I must get to Malay Satay Hut this year!
Yum cha (飲茶) is a symbolic meal for me. In Cantonese the literal translation is ‘drink tea’. Families and friends gather at round tables for a casual lunch, sharing pots of tea, and selecting bamboo steamers and plates of dim sum (點心) from carts. An old couple read the newspaper in silence. Children eat barbecue pork buns (叉燒包) with their hands. Extended families spin the Lazy Susan laden with dishes. It is a tradition cherished in Chinese culture.
First on our Dim-sum-couver schedule was Vivacity (名都). Located in Richmond, a neighbourhood of Vancouver with the highest immigrant population in Canada and the majority is of Chinese heritage.

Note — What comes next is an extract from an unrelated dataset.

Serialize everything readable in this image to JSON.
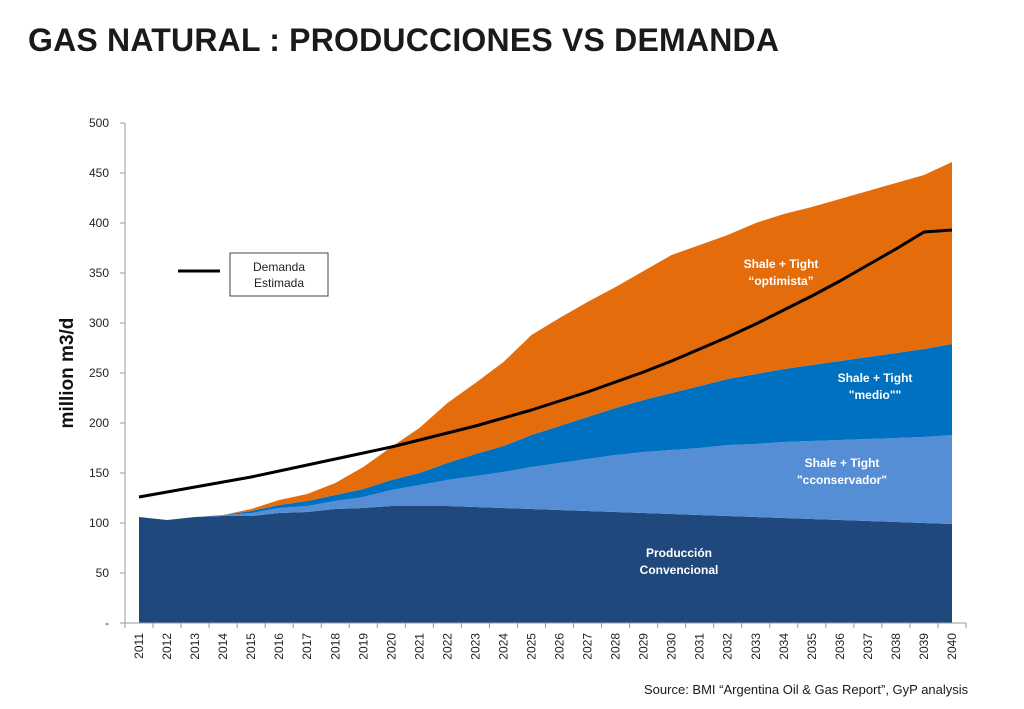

We were seated in a separate room where we were the only patrons. The menu doubled as a ordering form as Vivacity did not have carts. There were more than a hundred items on the menu! After some deliberation we marked our morning tea with a pencil.
First was deep fried pork dumplings (鹹水角). Golden and oval shaped, the slightly sweet and mochi like dumpling encased a savoury pork and vegetables filling.
Steamed rice rolls with Chinese doughnuts (炸兩) topped with pork floss (肉鬆) were a textural contrast. Light and crunchy Chinese doughnut (油炸鬼) were wrapped in slippery noodles and served with soy sauce, peanut sauce and hoisin sauce.
Pan fried radish cakes (蘿蔔糕) are one of my favourite dim sum comfort food. Squares of shredded radish were studded with Chinese sausage (臘腸), glutinous morsels with a seared edge.
Three globes of steamed beef balls (牛肉球) were on a curious mix of corn kernels and peas. The usual garnish of tofu skins was absent. Scissored in half, the tenderised meat was dipped in tangy Worcestershire sauce (喼汁) to accentuate the beef flavour.
Fried crispy milk custards (炸脆奶) were nuggets of delight. The batter crumbled with each bite and melded into the silky custard.
Last was steamed buns with egg custard (流沙包). Deceptively plain in appearance, the bland dough was the vessel for creamy saffron coloured custard.
I can count how many times I’ve been to yum cha this year and I’ve really missed it.